HALOGENATED BIOGENIC AMINES IN BIOCHEMISTRY AND PHARMACOLOGY

生物化学和药理学中的卤化生物胺

• 批准号: 3776295
• 负责人: K L KIRK
• 金额: --
• 依托单位: NATIONAL INSTITUTE OF DIABETES AND DIGESTIVE AND KIDNEY DISEASES
• 依托单位国家: 美国
• 资助国家: 美国
• 起止时间: 至
• 项目状态: 未结题
• 来源: https://reporter.nih.gov/project-details/3776295
• 关键词: alpha adrenergic agent; amines; beta adrenergic agent; chemical structure function; conformation; fluoridation; fluorine; halogenation; neuropharmacology; neurotransmitter metabolism; neurotransmitters

Biogenic amines play key roles in neurotransmission, metabolism, and in control of various physiological processes. Using a variety of synthetic methodologies, including novel procedures developed by us, we have prepared a series of biogenic amines with fluorine substituted at various ring-positions. By virtue of its very small size and high electronegativity, fluorine is a very favorable replacement for hydrogen in these analogs. The biological properties and usefulness of these ring-fluorinated biogenic amines have proved to be extremely rewarding and continue to find applications in a multitude of studies, including research on the mechanisms of transport, storage, release, metabolism, and modes of action of these amines. Of particular significance was the discovery that 6-fluoronorepinephrine is a selective alpha-adrenergic agonist and 2-fluoronorepinephrine is a selective beta-adrenergic agonist. Mechanisms considered to explain these results include: 1) a direct effect of the C-F bond on agonist-receptor interaction or 2) an indirect effect of the C-F bond on the conformation of the ethanolamine side-chain. The results of testing of new analogs synthesized to probe these mechanisms indicate that electronic effects may be more important than conformational factors. Fluorinated analogs are useful mechanistic probes and biological tracers. The increased phenol acidities of fluorinated catecholamines proved to be an effective probe for details of the mechanisms of catechol methylation by the enzyme, catechol O- methyltransferase. We now have used the increased phenol acididites of fluorinated norepinephrines to study further the relationship between pH and adrenergic activity. [18F]-labeled 6-fluorodopamine, the biological precursor to 6-fluoronorepinephrine, has been found to be an excellent scanning agent for peripheral noradrenergic innervation. Research is in progress to develop central noradrenergic scanning agents based on this series.

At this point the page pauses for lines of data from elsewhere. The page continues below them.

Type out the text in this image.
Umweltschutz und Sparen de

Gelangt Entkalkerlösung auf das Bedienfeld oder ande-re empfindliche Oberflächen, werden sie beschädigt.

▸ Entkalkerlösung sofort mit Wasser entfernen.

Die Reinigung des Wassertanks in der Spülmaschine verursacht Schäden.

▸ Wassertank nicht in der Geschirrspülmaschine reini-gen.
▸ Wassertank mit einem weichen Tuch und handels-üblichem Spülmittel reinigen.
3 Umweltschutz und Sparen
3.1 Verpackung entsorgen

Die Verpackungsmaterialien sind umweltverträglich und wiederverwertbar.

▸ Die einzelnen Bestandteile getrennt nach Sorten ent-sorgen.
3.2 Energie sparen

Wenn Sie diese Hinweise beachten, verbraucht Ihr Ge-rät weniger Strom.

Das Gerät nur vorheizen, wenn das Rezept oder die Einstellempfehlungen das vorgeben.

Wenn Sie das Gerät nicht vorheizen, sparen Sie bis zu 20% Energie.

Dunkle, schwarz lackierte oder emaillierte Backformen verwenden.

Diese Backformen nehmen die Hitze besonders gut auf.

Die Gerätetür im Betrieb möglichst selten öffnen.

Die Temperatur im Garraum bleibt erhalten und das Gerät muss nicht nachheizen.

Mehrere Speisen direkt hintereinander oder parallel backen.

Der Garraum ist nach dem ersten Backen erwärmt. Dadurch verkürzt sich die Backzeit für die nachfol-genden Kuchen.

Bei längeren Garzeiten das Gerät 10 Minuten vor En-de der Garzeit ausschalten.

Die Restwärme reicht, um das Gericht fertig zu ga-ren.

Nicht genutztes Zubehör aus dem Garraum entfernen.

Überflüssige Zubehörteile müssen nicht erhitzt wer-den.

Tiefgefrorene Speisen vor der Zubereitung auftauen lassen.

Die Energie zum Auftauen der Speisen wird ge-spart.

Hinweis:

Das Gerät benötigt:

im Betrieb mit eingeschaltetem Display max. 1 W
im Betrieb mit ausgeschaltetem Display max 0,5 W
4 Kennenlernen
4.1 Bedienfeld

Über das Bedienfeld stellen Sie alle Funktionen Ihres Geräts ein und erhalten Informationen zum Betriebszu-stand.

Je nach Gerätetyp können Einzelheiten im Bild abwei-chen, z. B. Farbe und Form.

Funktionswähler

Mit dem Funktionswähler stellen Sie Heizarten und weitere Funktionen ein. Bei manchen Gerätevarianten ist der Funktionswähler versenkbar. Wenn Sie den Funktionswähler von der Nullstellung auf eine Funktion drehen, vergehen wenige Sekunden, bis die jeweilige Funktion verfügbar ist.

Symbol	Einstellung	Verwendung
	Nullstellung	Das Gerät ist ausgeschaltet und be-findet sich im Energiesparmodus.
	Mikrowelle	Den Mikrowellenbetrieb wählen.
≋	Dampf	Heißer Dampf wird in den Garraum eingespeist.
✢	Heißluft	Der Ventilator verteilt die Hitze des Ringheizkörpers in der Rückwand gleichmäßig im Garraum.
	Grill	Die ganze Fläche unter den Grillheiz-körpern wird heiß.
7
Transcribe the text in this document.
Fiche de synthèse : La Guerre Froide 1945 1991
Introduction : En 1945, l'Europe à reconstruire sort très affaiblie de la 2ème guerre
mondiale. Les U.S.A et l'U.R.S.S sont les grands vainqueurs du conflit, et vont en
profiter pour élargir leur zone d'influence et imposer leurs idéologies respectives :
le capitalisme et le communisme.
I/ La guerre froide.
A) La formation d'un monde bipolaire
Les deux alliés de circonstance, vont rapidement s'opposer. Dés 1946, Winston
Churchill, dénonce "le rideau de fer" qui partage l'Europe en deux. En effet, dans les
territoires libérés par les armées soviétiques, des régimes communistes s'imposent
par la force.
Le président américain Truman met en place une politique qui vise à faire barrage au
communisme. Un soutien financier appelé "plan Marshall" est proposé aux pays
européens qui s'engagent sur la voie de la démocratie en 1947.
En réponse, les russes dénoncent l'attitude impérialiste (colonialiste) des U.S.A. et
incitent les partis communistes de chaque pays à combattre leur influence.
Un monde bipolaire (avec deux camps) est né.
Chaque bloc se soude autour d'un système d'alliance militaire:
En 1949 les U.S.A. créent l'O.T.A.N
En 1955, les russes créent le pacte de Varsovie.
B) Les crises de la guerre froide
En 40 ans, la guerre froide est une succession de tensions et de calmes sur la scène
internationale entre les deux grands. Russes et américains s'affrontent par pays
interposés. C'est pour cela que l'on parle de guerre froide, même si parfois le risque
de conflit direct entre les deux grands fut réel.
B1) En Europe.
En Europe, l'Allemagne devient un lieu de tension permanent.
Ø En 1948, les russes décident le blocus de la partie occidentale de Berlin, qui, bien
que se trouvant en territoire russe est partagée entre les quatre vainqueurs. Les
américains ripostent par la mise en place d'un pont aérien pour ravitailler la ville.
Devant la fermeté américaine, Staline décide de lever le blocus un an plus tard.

生物胺在神经传递、代谢和代谢中起着关键作用。 控制各种生理过程。 使用各种 合成方法，包括我们开发的新程序，我们 合成了一系列氟取代的生物胺， 不同的环位置。 由于其体积小， 由于电负性，氟是氢的非常有利的替代物 在这些类似物中。 这些生物学特性和有用性 环氟化生物胺已被证明是非常有益的 并继续在众多研究中找到应用，包括 对运输、储存、释放、代谢机制的研究， 以及这些胺的作用方式。 特别重要的是， 发现6-氟肾上腺素是选择性α-肾上腺素能 激动剂和2-氟诺啡肽是一种选择性β-肾上腺素能 激动剂 解释这些结果的机制包括：1） C-F键对激动剂-受体相互作用的直接影响，或2） C-F键对乙醇胺构象的间接影响 侧链 合成的新类似物的检测结果 这些机制表明，电子效应可能更重要 而不是构象因素。 氟化类似物是有用的机械 探针和生物示踪剂。 增加的苯酚酸度 氟化的儿茶酚胺被证明是一种有效的探针， 邻苯二酚O-甲基化酶的作用机制 甲基转移酶。 我们现在已经使用了 氟化去甲肾上腺素，以进一步研究 pH值和肾上腺素活性。 [18F]-标记的6-氟多巴， 已发现6-氟酮肾上腺素的生物前体是一种 外周去甲肾上腺素能神经支配的优良扫描剂。 研究正在进行中，以开发中枢去甲肾上腺素能扫描剂 基于这个系列。